Our farewell dinner was in a “theme park,” the theme being the Imperial Court, a fitting theme given what we’ve seen in Beijing. We came to a former prince’s house that had been taken over by a Hong Kong restaurateur (recently), and retrofitted to look like the Manchus had returned. We had yellow everything (the yellow being the color of the Emperor exclusively), imperial food (including lily and a “concubine’s smile” salad). The servers were dressed in court elegance, and spoke Manchu to us (with an occasional and needed translation into English). An appropriate ending to a 3-week long trip that began with our arrival in Bangkok almost exactly 3 weeks ago.
I said I’d say a few words about what I’ve seen in China. Bear in mind it’s based mostly on what I’ve seen in Beijing, and, despite what Beijingers think, Beijing is the capital of China; it is not China.
Our visit to John Deere highlighted one of the most important issues re: the current government of China—the need to generate at least 8% growth to maintain political and economic stability. That’s challenged in two ways—the first is that China depends a lot on the economic climate elsewhere in the world. That’s a problem; almost 30 million workers in factories that make the goods for the rest of the world went home for the New Year’s Holiday in January and were told not to come back. Further, the importance of tourism, and the existence of a reasonably-priced, world class infrastructure of hotels and restaurants, demands tourists. Tourism is down here, too.
China’s response seems to be to encourage domestic consumption of goods and services. The bailout package here is toward consumers—to purchase cars and appliances, perhaps speeding up the embourgeoisment of the world that Marx predicted, and something that has been happening more and more quickly in the 19 years I’ve been visiting China.
The second challenge, as the Deere manager made clear, is the need for China to feed itself. I marvel as I look out the window of the train at how intensively China cultivates its arable land (much of China is not good for farming). It’s not enough. Yet making agriculture more efficient (the average farm is 1 acre, and if 300 million Chinese left the farm for the city, the average-size farm would still be under 5 acres) presses the need to find more jobs. Hence, the challenge to the regime isn’t from “democracy,” but from those forces that have granted or removed the mandate of heaven for thousands of years in the past—the need for prosperity at home and prestige and security abroad.

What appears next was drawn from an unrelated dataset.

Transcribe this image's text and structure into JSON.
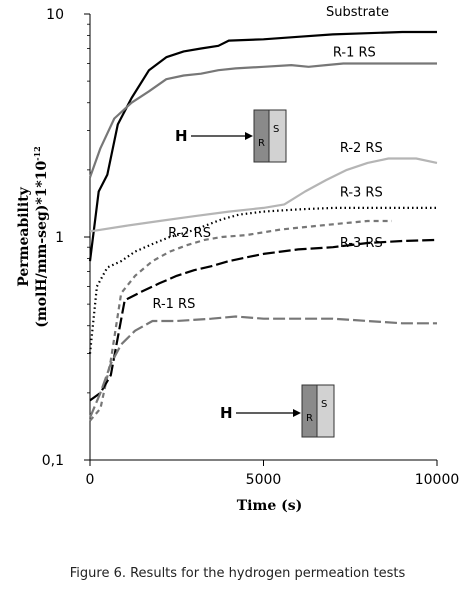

The smorgasbord of Asia ends for the class members with their flight back to the United States tomorrow. It’s only a 20-minute flight by the clock; they leave Beijing at 4:10 and land at O’Hare at 4:30, no mean feat. Parents, collect your sons and daughters, mindful that they’ve had a frame-breaking change experience. Someday, they’ll thank me, hopefully in my lifetime.
As my reward, I get to go on to Mongolia. As the Chinese saying goes, “Yi lu ping an.” May you have a peaceful journey.